For relieving acute pain, over the counter (OTC) painkillers are easily available from the pharmacies. Medications like Tylenol, ibuprofen, acetaminophen (paracetamol) and aspirin, do not require any prescription to treat a frustrating pain that doesn’t usually leave the body until it is taken.
However, NICE stated that chronic primary pain, characterized by emotional distress and functional disability, should be treated with group exercise programs, psychological therapies, and/or acupuncture, rather than relying solely on drugs.
People with chronic widespread pain which include musculoskeletal pain, and also conditions of chronic pelvic pain need to be put under the care of a collaborative and supportive relationship between the patients and the healthcare professional, the report says.
Paul Crisp, Director at NICE, emphasized the fundamental importance of care with good communication with the patients undergoing such pain as an effective management solution.
The draft guidelines recommend acupuncture as a better option than antidepressants and antiepileptic drugs for the management of primary chronic pain. But acupuncture treatment should be done with well-defined parameters. it must be noted.
Antidepressants can be considered to relieve primary chronic pain, but it says paracetamol, non-steroidal anti-inflammatory drugs (aspirin and ibuprofen), benzodiazepines, or opioids should not be offered.
It must be noted there’s a difference between chronic pain and chronic primary pain. the latter refers to chronic pain as an ailment in itself, no withstanding another disease or a side-effect. Chronic pain as a result of trauma or other physical condition is called secondary chronic pain.
Little to no evidence
“[…] there was little or no evidence that they made any difference to people’s quality of life, pain or psychological distress, there was evidence that they can cause harm, including possible addiction,” the NICE report says.
Similarly, antiepileptic drugs such as gabapentinoids, local anaesthetics, ketamine, corticosteroids, and antipsychotics should not be prescribed to patients to manage chronic primary pain.
Both antidepressants and antiepileptic drugs have little or no evidence of creating an impact as far as the quality of life, pain, and psychological distress are concerned. Rather, it causes more harm, and sometimes there is a possibility of addiction, the researchers noted.

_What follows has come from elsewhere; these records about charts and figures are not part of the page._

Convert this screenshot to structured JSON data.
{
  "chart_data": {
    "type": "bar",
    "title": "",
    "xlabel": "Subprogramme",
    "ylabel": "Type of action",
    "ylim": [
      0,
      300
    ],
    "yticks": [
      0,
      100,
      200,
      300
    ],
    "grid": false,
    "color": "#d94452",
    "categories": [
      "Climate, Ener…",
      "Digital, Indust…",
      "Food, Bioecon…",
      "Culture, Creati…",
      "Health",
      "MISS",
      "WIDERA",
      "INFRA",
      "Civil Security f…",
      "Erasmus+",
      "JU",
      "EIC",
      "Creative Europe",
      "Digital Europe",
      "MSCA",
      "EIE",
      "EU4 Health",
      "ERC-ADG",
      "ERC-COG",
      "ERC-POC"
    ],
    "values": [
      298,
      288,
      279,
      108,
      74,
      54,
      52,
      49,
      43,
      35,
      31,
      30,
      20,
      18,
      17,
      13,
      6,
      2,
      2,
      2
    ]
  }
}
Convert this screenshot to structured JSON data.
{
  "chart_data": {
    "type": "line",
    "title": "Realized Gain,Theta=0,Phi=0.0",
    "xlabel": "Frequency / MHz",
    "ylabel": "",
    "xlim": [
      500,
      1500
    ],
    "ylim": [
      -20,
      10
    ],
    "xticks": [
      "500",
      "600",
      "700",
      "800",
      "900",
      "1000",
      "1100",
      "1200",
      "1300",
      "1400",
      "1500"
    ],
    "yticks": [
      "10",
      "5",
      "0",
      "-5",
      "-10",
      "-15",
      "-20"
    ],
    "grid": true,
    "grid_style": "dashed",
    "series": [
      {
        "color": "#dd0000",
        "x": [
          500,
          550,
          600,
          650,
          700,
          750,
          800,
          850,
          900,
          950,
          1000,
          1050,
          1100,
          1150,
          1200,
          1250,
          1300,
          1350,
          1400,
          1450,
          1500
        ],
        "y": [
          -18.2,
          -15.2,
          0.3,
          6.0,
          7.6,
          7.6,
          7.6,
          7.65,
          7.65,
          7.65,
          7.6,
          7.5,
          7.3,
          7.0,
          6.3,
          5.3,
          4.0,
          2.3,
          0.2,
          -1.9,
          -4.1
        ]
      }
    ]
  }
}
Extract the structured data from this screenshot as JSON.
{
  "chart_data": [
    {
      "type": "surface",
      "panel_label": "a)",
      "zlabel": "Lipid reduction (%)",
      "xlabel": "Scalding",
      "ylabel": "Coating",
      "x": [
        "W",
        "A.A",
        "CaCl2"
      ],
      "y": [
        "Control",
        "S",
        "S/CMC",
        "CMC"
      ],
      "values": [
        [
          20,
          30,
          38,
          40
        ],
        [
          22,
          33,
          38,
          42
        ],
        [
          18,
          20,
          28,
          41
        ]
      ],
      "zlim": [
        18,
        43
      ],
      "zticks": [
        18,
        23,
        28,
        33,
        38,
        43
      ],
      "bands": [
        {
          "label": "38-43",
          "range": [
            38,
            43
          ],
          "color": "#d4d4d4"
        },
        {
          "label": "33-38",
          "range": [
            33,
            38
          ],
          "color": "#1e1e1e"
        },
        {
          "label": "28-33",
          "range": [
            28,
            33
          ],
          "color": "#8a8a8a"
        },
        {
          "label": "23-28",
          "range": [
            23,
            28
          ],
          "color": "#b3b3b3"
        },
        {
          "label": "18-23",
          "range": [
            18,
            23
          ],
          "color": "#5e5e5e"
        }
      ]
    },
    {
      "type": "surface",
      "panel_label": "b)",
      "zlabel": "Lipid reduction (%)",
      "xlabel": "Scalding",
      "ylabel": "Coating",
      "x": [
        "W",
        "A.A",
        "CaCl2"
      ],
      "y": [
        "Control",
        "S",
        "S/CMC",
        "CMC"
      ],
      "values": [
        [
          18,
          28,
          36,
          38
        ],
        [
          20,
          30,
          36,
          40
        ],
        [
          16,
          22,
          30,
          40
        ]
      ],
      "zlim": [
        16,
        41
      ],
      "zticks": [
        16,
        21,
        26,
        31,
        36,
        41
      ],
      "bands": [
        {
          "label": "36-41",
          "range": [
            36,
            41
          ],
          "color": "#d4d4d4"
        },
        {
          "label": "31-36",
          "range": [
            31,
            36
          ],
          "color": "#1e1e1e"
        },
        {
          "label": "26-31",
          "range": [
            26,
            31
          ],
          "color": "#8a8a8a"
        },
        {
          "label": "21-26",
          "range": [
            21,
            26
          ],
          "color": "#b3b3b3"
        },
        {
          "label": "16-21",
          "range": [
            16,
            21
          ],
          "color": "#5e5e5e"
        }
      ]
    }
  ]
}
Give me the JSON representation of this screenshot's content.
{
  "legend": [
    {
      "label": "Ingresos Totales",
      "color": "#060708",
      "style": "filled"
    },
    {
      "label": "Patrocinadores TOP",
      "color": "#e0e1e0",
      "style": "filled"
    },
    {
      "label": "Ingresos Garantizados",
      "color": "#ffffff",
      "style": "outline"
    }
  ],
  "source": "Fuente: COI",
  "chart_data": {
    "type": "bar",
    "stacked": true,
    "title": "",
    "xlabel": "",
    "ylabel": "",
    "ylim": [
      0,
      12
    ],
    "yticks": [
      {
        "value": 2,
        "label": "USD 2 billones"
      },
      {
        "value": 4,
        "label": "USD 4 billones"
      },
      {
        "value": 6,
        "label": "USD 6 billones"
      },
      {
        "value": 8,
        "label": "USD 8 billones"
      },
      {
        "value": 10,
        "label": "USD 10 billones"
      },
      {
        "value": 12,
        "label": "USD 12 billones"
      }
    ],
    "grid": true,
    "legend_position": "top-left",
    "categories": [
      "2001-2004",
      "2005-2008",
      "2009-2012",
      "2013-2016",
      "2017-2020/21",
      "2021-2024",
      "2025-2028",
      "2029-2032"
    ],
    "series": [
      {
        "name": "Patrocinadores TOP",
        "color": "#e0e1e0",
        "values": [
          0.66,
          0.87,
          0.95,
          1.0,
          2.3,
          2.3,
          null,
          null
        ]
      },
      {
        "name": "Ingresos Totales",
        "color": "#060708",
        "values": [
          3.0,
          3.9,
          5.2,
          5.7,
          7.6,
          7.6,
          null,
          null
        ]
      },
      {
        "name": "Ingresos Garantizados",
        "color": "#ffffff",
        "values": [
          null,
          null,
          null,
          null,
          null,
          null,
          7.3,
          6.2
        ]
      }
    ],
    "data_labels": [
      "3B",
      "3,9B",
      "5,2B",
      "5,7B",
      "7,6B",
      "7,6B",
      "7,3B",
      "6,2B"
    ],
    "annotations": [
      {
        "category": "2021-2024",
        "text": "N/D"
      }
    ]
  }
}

Usually, an initial injury, such as a back sprain or pulled muscle can become the cause of chronic pain. The nerves get damaged and so the pain gets intense and long-lasting. In these cases, treating the underlying injury may not resolve chronic pain.
Healthline reports that other than external injury, some of the following conditions are also the cause of chronic pain:
- Chronic fatigue syndrome (extreme, prolonged weariness accompanied by pain)
- Endometriosis (growth of the uterine lining outside the uterus causes pain)
- Fibromyalgia (a pervasive pain in the bones and muscles)
- Inflammatory bowel disorder (conditions which develop into inflammation in the digestive tract causing pain)
- Interstitial cystitis (characterized by bladder pressure and pain)
- Temporomandibular joint dysfunction (TMJ) ( symptoms of painful clicking, popping, or locking of the jaw)
- Vulvodynia (vulva pain which becomes chronic without any specific cause)
If chronic pain is not treated to the satisfaction of the person, it creates a substantial impact on the concerned person and his families. Many cases show that developing psychological depression is a natural consequence of the same.
Why chronic pain treatment is largely unsated?
The concern over ineffective or not well-tolerated treatments has pushed the draft guidelines to lay importance on getting to understand how pain is affecting the patient’s life and those around him.
For developing an effective care plan the first step is to know what is important and what is affecting the person to cause such pain, director of the Centre for Guidelines at NICE, Paul Chrisp said.
It has been observed that GPs and specialists often face challenges while managing treatment for chronic pain. The expectations of the patients and the outcome of treatments are sometimes frustrating.
The reason behind is due to the prescribed ineffective and harmful drugs, which in turn affects the relationship between the healthcare expertise and the patient.
The consultant psychiatrist and chairperson of the guideline committee, Nick Kosky said: “This guideline, by fostering a clearer understanding of the evidence for the effectiveness of chronic pain treatments, will help to improve the confidence of healthcare professionals in their conversations with patients. In doing so it will help them better manage both their own and their patient’s expectations.”
After an amendment, the article states that the drafted guidelines will be kept open to public opinion and consultation until 14 September 2020.